Namun berbeda dengan Anin, dari luar ia terlihat bebas dan galak, namun hatinya begitu lembut. Anin akan setia pada satu laki-laki yang sudah ia pilih, namun ia menjaga prinsipnya untuk tidak melakukan sex sebelum menikah. Dan siapa yang berani men-judge pikiran suci ini? Sebagai sahabat, tentunya Caca sangat menghargai prinsip yang sahabatnya punya.

"Lo harus inget, dia ngentot sama si Rita cuma karena lo gak mau dia entot! Lo harus inget nin!" Caca kembali mengingatkan Anin betapa brengseknya si dajjal Wisnu.

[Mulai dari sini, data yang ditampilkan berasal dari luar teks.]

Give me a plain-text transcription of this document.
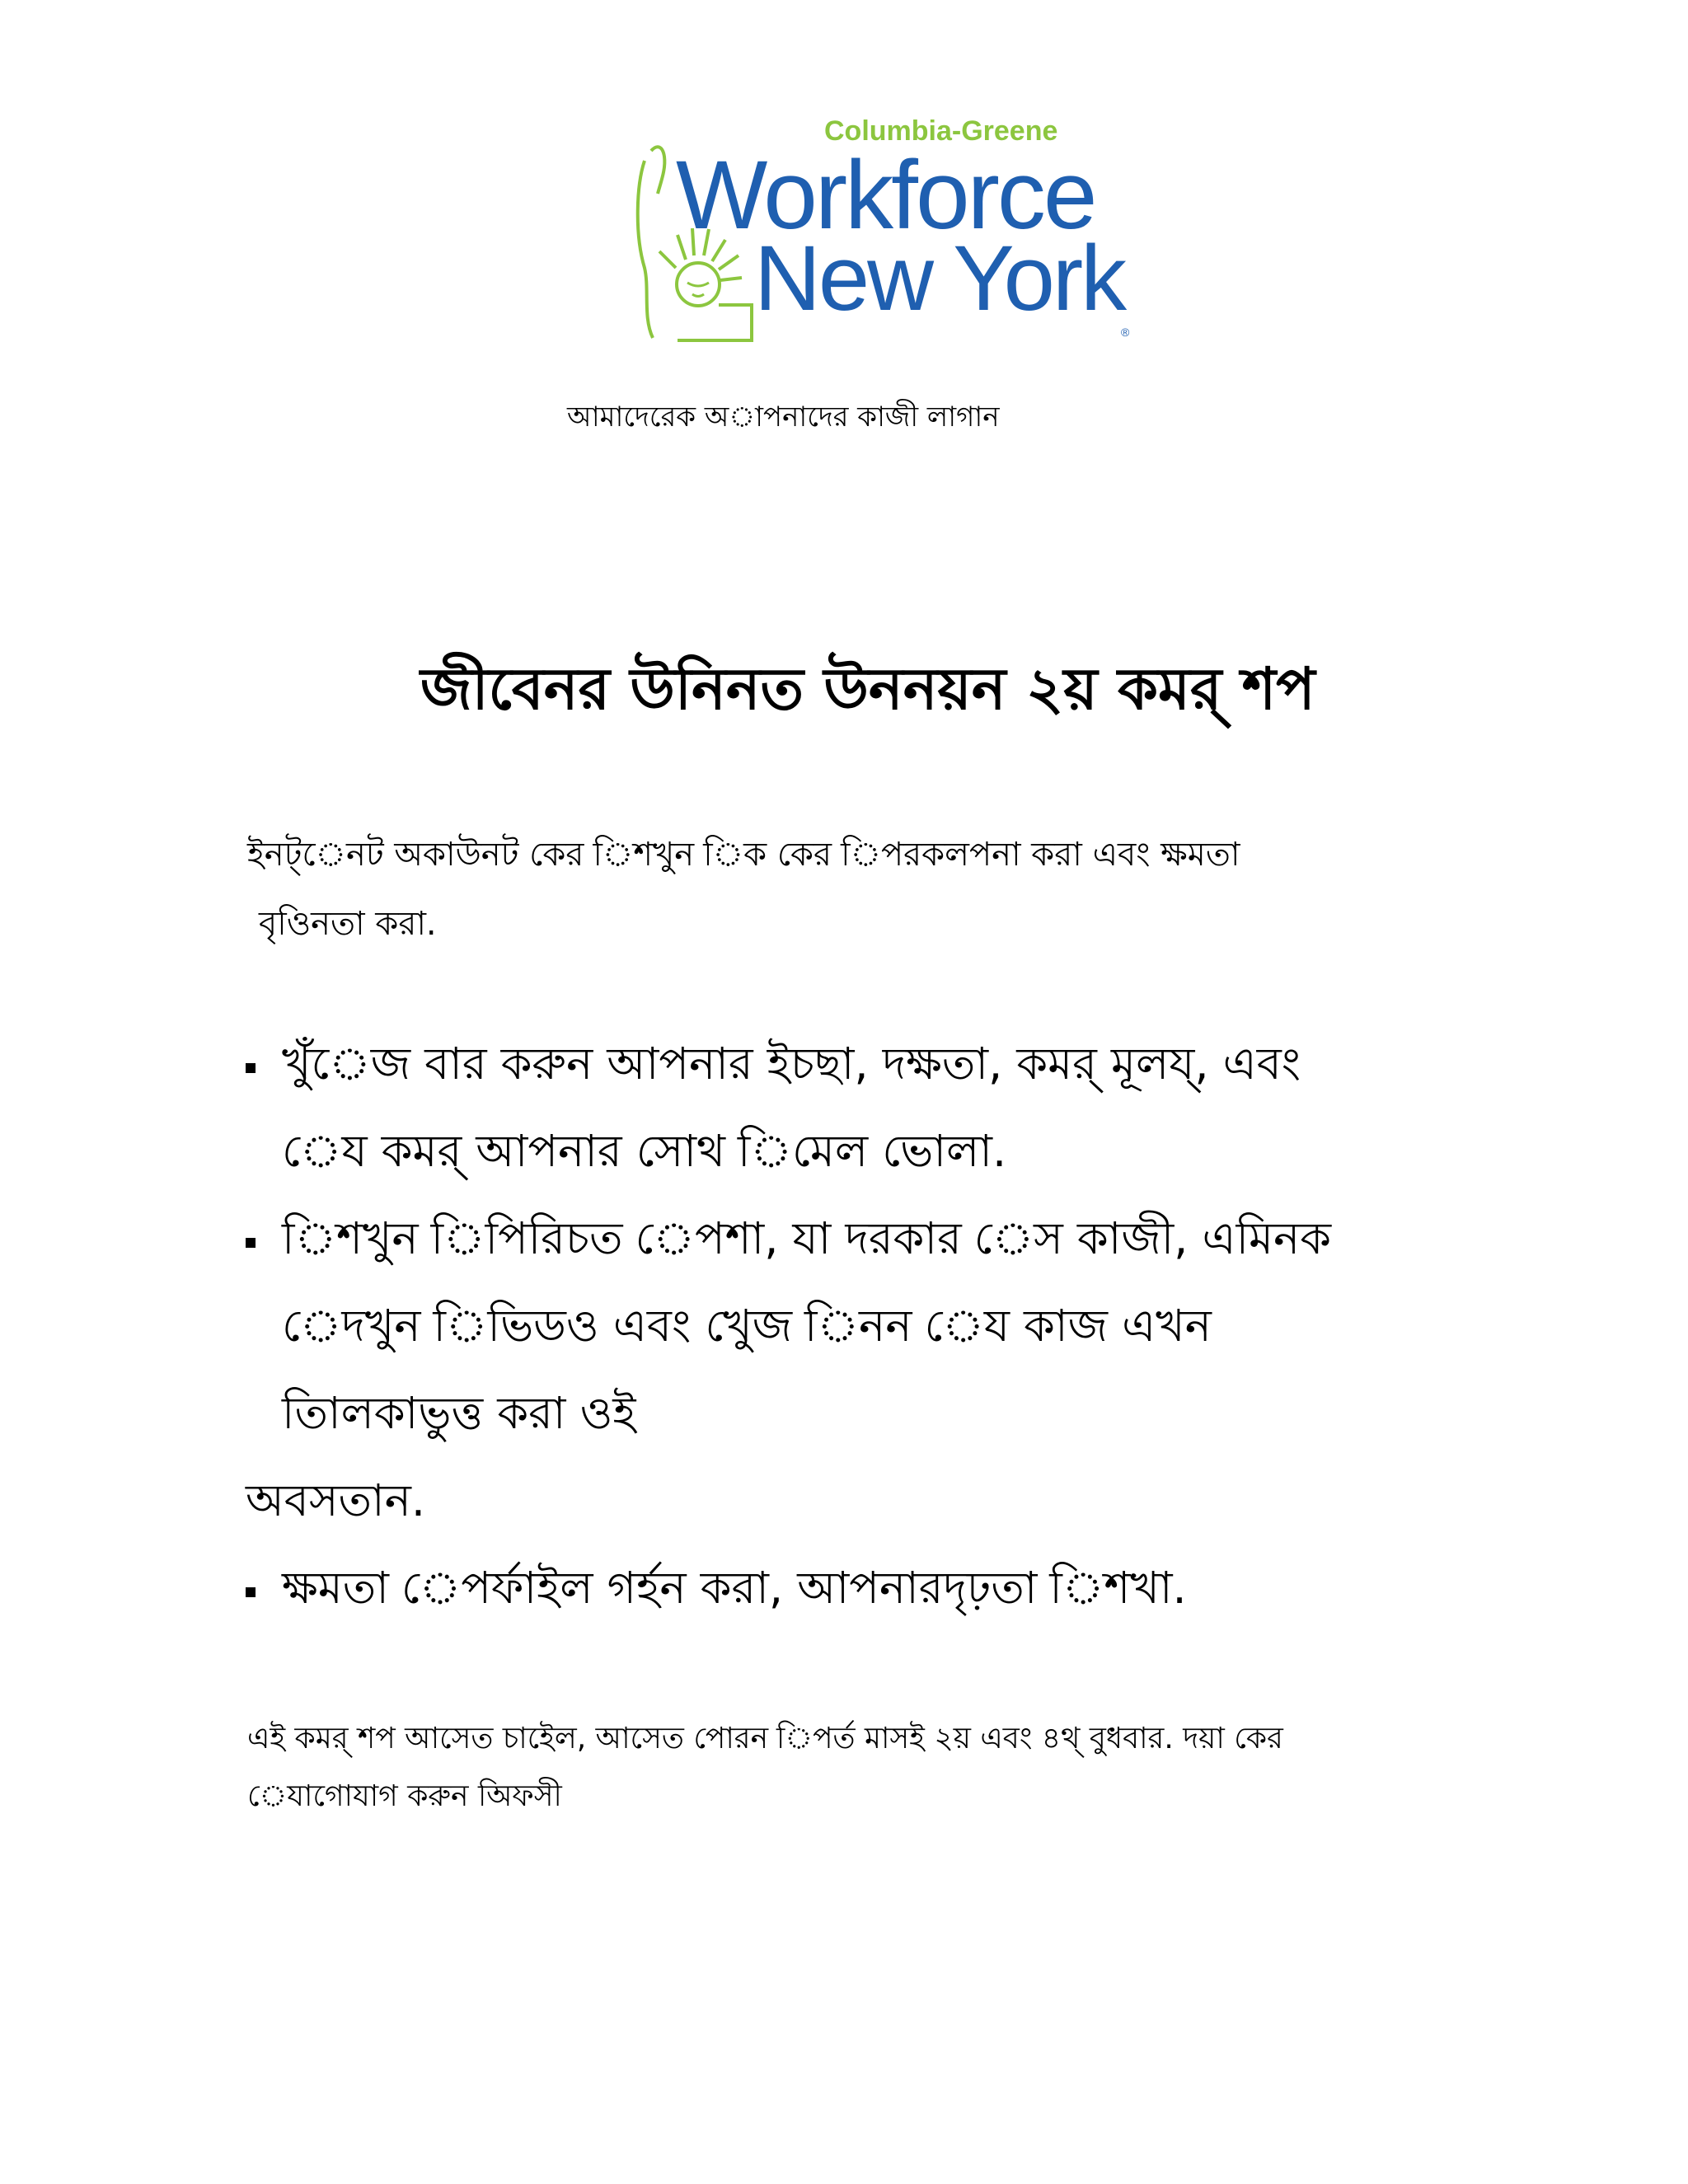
Columbia-Greene
Workforce
New York
®
আমাদেরেক অাপনাদের কাজী লাগান
জীবেনর উনিনত উননয়ন ২য় কমর্ শপ
ইনট্েনট অকাউনট কের িশখুন িক কের িপরকলপনা করা এবং ক্ষমতা
বৃও‍িনতা করা.
খুঁেজ বার করুন আপনার ইচছা, দক্ষতা, কমর্ মূলয্, এবং
েয কমর্ আপনার সােথ িমেল ভােলা.
িশখুন িপিরিচত েপশা, যা দরকার েস কাজী, এমিনক
েদখুন িভিডও এবং খুেজ িনন েয কাজ এখন
তািলকাভুত্ত করা ওই
অবসতান.
ক্ষমতা েপর্ফাইল গর্হন করা, আপনারদৃঢ়তা িশখা.
এই কমর্ শপ আসেত চাইেল, আসেত পােরন িপর্ত মাসই ২য় এবং ৪থ্ বুধবার. দয়া কের
েযাগােযাগ করুন অিফসী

Anin masih diam, membuka tasnya dan mengeluarkan ponselnya dari sana. Ia mengetikkan sesuatu, kemudian menunjukkannya pada Caca.

"Udah gue batalin nih, puas?!" Anin berkata ketus namun tersenyum, ia tahu Caca sangat peduli padanya.

Caca nyengir, memeluk sahabatnya yang lebih tinggi dari dirinya sendiri.

"Ayok clubbing! Lupain si dajjal Wisnu! Kita have fuuunnn!"

Kedua orang itu kembali membuka lemari pakaian, memilih beberapa gaun pesta untuk mereka gunakan. Ternyata benar kata orang,  mantan pacar sahabat kita adalah musuh terbesar kita.

***

"Tapi ini udah mau maghrib." Aku berkata pada adik tiriku yang sibuk memakai sepatu berhak di meja makan. Temannya duduk manis memandangiku, membuatku sedikit tidak nyaman karena dipandangi dengan begitu intens.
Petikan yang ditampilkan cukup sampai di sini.